Did you get sent to the minors? No, because even if an SDE position at Amazon
is the majors, you weren't one. To push the analogy, you are a prospect. There
aren't many 18 year old major leaguers. They pretty much all play A or NCAA
ball before going to the show.

Every general manager isn't Billy Bean calibre. Scouts use conventional wisdom
because it keeps them from getting fired. Enlarging your network at a company
you seem interested in joining doesn't seem like a bad investment of time.
It's a date, you're not obligated to say "I do" to the web team, or prevented
from saying "I undo" if you take it and it turns out to suck.

Good luck.

------
cheriot
What's the difference between SDE and WDE?

I've seen this from the other side where there's a candidate we really like,
but we found another that's a better fit for some reason. It may be someone
they've worked with before or has a specific experience they want to take
advantage of. If you read anything into this, it's that they like you so much
they want to find a place for you.

The easiest action for them is to hit the reject button and move on.

------
mtmail
It's normal for departments to recommend other departments or job roles to try
in large organizations. Maybe the job you applied for was just filled or the
job no longer exists.

------
davismwfl
This isn't rare. It doesn't mean you got sent to the minors. It may mean you
are a better fit for another team, or that the team you started interviewing
with filled the position but didn't want to see a good candidate go away.

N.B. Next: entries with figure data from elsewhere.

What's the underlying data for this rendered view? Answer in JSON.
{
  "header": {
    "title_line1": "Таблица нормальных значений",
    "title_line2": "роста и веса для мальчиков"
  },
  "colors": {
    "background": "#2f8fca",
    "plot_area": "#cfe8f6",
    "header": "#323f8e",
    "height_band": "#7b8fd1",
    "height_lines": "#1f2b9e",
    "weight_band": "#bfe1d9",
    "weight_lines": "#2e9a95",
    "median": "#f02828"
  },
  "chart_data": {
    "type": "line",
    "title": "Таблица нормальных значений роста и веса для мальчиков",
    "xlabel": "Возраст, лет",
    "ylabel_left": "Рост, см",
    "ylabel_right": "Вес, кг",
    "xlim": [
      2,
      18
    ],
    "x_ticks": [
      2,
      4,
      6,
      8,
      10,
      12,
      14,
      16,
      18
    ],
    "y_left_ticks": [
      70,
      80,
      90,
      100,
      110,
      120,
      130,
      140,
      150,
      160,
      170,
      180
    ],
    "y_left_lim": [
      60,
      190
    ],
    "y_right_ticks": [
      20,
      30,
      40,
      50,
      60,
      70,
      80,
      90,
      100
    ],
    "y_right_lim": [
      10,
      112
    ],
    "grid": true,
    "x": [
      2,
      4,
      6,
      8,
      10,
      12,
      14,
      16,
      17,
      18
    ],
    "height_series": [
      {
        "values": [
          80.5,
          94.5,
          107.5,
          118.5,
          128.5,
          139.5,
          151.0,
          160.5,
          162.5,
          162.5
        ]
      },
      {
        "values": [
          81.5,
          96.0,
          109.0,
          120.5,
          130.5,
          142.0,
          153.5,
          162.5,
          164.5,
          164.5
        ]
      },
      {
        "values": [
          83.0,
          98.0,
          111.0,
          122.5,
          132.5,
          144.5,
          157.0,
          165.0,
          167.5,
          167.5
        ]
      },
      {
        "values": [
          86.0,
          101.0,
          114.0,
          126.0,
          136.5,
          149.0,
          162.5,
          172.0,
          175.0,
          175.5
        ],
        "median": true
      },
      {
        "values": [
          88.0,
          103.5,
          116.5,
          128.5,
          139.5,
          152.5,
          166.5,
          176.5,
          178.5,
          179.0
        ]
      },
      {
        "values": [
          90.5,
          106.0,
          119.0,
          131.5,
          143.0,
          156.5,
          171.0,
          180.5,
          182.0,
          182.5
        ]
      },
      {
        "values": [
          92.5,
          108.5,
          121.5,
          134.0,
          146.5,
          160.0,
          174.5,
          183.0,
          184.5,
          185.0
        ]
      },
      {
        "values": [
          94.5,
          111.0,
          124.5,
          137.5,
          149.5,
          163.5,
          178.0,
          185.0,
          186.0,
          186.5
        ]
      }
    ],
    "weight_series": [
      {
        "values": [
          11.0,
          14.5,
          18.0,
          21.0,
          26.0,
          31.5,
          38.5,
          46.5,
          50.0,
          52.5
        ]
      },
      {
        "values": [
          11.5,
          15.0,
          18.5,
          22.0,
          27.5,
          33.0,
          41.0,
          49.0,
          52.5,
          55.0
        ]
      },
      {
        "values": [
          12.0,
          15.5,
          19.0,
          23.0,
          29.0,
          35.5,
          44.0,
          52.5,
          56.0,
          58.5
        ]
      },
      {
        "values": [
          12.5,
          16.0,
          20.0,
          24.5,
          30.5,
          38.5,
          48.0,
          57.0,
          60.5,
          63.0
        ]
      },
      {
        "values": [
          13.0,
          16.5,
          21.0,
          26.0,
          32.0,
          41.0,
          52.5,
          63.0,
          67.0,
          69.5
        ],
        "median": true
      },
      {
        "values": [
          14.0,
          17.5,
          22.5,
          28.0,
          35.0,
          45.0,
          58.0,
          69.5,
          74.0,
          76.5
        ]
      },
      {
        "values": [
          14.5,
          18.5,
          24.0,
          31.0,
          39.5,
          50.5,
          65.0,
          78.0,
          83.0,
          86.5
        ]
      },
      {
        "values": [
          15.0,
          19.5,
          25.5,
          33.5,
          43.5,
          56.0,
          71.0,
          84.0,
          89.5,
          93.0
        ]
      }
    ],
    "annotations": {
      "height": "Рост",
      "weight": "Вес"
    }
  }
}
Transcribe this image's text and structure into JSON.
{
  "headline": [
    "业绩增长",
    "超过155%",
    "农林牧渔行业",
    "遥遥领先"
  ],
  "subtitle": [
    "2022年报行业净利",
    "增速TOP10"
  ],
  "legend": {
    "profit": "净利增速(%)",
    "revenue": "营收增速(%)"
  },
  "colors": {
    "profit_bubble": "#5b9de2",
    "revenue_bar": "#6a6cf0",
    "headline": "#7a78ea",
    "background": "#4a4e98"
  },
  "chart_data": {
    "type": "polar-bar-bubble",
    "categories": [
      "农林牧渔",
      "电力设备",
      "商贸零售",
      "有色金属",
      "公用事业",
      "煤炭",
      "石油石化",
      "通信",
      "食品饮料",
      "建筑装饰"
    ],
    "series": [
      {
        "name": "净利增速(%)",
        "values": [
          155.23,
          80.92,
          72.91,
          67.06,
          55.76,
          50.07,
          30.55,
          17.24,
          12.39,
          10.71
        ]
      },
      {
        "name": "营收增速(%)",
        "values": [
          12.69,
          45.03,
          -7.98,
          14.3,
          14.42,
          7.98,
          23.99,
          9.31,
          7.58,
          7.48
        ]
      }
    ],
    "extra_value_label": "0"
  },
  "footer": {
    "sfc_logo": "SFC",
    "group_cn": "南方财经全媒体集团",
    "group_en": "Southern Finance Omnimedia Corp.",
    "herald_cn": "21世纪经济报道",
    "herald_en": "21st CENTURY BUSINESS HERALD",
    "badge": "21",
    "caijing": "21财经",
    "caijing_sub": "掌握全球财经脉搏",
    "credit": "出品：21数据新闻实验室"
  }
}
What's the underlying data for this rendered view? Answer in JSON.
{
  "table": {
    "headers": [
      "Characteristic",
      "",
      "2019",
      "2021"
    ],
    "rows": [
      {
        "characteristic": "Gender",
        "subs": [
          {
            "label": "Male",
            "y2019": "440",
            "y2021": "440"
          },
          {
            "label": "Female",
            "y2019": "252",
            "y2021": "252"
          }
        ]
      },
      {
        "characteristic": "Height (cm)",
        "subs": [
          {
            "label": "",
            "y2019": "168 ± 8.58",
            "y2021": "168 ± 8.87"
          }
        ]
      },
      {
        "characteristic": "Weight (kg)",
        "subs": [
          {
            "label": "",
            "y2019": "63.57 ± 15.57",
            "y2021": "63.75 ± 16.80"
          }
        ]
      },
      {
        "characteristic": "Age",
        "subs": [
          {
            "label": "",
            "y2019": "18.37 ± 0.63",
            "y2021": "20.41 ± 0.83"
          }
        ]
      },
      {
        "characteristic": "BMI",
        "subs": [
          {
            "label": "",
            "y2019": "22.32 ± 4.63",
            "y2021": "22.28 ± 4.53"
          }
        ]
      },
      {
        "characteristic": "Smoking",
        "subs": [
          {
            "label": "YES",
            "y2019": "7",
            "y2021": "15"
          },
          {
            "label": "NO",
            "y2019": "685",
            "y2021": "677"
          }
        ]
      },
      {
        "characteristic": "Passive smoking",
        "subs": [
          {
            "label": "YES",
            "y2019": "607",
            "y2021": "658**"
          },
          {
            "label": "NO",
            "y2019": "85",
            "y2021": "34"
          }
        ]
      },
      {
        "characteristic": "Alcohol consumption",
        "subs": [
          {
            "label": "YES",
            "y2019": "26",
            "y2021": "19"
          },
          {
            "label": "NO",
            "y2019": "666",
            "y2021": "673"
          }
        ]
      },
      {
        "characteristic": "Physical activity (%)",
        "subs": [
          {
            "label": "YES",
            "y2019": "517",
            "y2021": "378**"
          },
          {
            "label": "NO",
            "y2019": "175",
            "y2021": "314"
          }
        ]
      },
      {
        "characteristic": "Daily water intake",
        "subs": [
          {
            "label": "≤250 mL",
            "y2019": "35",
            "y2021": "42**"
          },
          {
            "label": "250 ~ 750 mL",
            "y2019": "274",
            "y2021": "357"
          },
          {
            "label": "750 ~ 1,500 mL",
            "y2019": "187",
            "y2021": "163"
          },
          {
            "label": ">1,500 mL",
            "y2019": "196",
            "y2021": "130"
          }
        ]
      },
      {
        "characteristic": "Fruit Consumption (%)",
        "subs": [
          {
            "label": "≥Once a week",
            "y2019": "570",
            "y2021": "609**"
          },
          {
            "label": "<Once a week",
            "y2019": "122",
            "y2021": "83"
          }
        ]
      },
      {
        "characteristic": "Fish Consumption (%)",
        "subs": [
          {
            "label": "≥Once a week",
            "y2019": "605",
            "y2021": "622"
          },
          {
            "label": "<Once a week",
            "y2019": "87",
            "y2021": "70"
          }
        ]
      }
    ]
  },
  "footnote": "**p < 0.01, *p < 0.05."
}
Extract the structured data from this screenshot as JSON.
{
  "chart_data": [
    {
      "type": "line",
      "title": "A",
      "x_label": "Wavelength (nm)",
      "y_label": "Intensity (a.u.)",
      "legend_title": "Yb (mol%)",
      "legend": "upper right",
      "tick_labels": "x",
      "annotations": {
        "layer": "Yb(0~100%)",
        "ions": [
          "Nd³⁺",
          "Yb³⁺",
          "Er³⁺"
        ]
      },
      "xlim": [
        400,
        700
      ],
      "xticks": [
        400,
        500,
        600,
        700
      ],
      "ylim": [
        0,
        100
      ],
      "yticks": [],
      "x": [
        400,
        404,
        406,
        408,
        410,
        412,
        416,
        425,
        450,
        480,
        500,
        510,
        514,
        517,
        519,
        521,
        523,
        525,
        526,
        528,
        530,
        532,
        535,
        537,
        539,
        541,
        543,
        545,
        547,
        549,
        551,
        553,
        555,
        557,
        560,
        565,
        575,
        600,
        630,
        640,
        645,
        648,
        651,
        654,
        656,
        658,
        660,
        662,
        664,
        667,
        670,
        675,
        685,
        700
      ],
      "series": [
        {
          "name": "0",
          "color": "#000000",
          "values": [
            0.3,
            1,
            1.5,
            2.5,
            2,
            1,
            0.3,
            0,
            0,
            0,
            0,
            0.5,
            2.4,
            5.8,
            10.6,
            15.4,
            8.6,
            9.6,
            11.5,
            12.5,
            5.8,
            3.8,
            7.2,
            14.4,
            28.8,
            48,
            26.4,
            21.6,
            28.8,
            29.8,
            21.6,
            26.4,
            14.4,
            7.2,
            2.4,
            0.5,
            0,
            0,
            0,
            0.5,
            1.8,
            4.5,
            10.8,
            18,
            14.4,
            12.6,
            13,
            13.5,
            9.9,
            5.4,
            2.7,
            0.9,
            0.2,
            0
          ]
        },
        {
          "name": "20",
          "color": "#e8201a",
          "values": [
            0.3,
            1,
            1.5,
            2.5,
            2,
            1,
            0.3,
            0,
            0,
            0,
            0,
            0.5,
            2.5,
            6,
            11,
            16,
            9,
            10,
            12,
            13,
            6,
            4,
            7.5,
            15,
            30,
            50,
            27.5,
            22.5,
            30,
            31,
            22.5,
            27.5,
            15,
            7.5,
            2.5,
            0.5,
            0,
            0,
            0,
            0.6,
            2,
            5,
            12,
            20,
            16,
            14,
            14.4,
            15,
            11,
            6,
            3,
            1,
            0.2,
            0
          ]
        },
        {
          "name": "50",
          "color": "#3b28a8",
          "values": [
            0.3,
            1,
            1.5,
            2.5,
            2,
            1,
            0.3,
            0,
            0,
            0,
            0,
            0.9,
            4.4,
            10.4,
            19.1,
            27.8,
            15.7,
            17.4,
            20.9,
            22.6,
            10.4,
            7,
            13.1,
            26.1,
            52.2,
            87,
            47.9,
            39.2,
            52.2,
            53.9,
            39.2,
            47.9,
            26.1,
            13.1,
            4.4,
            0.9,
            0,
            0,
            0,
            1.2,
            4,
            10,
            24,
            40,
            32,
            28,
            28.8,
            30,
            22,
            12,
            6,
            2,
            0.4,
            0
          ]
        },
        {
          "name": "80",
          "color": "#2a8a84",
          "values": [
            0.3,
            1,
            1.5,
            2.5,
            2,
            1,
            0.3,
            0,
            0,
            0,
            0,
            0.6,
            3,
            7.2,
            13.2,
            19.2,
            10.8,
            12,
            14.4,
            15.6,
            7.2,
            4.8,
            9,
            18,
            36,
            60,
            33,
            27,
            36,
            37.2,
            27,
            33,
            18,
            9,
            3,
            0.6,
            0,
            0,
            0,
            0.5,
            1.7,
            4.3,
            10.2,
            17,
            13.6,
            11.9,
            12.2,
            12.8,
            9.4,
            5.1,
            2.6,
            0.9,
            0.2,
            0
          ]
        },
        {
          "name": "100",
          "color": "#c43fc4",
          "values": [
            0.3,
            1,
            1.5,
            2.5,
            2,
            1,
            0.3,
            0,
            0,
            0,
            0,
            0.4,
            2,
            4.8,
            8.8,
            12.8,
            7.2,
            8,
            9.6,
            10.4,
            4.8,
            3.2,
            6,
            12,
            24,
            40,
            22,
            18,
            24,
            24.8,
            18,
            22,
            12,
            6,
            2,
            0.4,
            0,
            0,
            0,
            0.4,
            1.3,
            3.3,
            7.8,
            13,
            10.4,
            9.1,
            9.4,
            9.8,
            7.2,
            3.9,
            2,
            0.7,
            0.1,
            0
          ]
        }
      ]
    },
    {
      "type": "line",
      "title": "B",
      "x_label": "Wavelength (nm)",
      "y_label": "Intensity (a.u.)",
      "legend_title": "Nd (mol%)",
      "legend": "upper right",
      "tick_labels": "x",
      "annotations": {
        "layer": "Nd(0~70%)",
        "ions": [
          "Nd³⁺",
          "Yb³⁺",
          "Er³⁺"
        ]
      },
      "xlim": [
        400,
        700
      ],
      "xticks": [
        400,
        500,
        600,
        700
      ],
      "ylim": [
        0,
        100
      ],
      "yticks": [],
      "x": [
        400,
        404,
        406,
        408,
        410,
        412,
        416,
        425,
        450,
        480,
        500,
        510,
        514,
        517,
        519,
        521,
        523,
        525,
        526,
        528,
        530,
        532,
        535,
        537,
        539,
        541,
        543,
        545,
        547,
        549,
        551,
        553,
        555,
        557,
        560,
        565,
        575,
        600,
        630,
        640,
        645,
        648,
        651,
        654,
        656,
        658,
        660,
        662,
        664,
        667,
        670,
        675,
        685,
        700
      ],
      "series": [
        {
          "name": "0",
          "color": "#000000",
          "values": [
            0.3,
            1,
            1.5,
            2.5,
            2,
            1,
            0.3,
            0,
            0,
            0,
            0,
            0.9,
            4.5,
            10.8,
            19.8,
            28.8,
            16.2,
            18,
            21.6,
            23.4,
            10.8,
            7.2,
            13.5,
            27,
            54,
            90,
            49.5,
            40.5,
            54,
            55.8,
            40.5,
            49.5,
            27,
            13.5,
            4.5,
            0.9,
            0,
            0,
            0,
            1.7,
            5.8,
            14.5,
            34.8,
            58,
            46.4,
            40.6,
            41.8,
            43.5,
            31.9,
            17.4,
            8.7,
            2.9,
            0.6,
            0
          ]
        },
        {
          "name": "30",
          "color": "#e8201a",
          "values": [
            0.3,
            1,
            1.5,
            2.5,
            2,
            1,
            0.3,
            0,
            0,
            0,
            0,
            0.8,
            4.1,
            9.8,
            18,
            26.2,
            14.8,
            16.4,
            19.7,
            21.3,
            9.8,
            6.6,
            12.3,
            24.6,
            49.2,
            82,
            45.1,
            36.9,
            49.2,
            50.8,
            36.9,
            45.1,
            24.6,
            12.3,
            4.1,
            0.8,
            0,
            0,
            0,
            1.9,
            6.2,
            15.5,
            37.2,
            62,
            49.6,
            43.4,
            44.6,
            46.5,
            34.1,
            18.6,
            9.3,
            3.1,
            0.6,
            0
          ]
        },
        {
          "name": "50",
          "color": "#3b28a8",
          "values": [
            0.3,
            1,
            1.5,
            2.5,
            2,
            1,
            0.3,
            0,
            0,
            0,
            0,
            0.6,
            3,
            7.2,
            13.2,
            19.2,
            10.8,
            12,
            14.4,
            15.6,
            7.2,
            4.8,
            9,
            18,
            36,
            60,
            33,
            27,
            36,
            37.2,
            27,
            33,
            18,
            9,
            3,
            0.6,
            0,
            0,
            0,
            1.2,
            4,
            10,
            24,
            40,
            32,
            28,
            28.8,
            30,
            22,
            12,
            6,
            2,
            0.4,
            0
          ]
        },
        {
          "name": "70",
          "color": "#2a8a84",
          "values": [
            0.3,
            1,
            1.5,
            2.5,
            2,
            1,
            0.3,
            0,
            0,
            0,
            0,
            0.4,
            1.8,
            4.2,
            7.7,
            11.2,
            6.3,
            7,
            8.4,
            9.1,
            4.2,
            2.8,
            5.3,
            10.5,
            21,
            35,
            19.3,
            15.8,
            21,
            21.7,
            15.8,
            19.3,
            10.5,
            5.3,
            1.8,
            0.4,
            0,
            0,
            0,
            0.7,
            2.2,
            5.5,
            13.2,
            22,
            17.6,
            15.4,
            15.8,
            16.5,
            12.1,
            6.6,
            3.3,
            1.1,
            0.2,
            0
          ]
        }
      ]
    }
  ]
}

I had this happen early in my career when I interviewed for a core developer
role and they decided that I would be better as a development consultant. It
was an ego hit at first, but I took the job because it sounded interesting.
After being there for a while, I talked to the original team lead that I
interviewed with and he said yea, I was weaker in a couple of areas but they
wanted me still. However, the consulting director also needed a really solid
dev that could actually talk to clients without having an allergic reaction.
So he fought to get me on his team. So the irony is for 3-4 months I felt
kinda like I got sent to the minors as you say, but in reality they were
fighting for me in two groups. You never know. BTW -- this happens a lot
because many companies will have 1 person, outside the team that is hiring,
interview candidates and if they really like you they might pull for you on
their side.

------
codezero
Maybe. Will the team that you could work for help you along in your career?
Does it matter? Maybe see where it goes? If you can still accomplish your
career goals, then it could be a good move anyways.

Best of luck with this.

------
smt88
Do some research on what it's like to work at Amazon. You may decide that
neither position is good for you.

------
dpeck
My first job out of college I was interviewing of a basic IT lacky position
and after interviewing with several dept heads (company was around ~100 people
at the time) I ended up getting offers from the business intelligence group
and the research group. IT didn't make an offer.

Don't worry about too much, could be a good thing.

------
mcnamaratw
I'm guessing they liked you, but you got edged out by someone else for the
original position. If they didn't like you, they wouldn't be recommending you
to anyone.

I wouldn't think of it as being sent anywhere. You might get an unexpected
offer.

------
tmpforareason
That means you are lucky, they do a favor to you. Search a little bit about
what it takes to work for them on Reddit. if you get an offer from them which
quaranties you can get a much better one outside anyways.